Analysis of Scenario #1
Dr. Smith refers FHCP patients to ABC. If ABC compensates Dr. Smith, then the transaction creates a financial relationship between Dr. Smith and ABC. As such, the arrangement implicates the federal physician self-referral statute (“Stark”) unless an exception is met.
ABC would like to reimburse Dr. Smith for his expenses in attending the Palm Springs conference. The Stark non-monetary compensation exception (“NMCE”) allows ABC to spend a certain amount of money each year on Dr. Smith. For 2021, that amount is $429. The NMCE only applies to compensation paid to a physician in the form of items or services, not cash or cash equivalents.
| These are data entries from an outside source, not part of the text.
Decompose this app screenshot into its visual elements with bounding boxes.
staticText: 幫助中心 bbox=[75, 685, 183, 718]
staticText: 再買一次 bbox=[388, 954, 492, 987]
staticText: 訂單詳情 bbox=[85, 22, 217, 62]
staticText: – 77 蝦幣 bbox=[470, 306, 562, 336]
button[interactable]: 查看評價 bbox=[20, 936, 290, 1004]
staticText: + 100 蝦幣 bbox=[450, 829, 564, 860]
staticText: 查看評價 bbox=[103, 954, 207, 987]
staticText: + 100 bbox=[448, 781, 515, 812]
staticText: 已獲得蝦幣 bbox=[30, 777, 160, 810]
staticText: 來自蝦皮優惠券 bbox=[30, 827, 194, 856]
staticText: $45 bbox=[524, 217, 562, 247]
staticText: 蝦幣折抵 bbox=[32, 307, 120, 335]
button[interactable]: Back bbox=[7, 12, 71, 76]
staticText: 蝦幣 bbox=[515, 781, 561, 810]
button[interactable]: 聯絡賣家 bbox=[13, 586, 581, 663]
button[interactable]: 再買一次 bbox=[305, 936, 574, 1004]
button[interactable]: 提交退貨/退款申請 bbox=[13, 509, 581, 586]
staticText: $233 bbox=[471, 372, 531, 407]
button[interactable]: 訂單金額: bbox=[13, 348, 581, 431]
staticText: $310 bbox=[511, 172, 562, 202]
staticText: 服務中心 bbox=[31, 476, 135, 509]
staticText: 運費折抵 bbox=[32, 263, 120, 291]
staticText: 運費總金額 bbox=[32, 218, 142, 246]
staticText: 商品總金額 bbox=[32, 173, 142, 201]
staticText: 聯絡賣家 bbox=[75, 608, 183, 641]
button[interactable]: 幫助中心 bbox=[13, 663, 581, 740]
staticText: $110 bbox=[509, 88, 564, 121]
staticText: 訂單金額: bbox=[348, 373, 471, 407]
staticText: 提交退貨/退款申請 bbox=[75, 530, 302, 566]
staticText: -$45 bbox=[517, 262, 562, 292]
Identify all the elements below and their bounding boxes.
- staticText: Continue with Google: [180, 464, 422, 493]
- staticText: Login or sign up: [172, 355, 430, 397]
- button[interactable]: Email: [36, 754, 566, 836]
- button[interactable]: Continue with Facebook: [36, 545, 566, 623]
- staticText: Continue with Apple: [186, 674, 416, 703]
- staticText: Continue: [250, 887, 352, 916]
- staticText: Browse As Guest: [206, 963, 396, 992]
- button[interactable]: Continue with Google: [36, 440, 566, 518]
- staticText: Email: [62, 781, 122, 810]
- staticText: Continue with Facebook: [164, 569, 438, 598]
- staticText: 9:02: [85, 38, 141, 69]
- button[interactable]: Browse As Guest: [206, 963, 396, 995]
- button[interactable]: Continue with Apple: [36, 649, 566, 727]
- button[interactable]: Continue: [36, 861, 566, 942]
Further, Dr. Smith reached out to ABC to request the compensation. The NMCE does not apply if the physician solicits an entity for the compensation. Accordingly, the arrangement does not fall within the NMCE.
This scenario also would likely not meet the Stark personal services and/or fair market value exceptions. Both of these exceptions require the physician to provide a service to the entity. Dr. Smith’s attendance at the Palm Springs conference does not constitute a “service” for ABC.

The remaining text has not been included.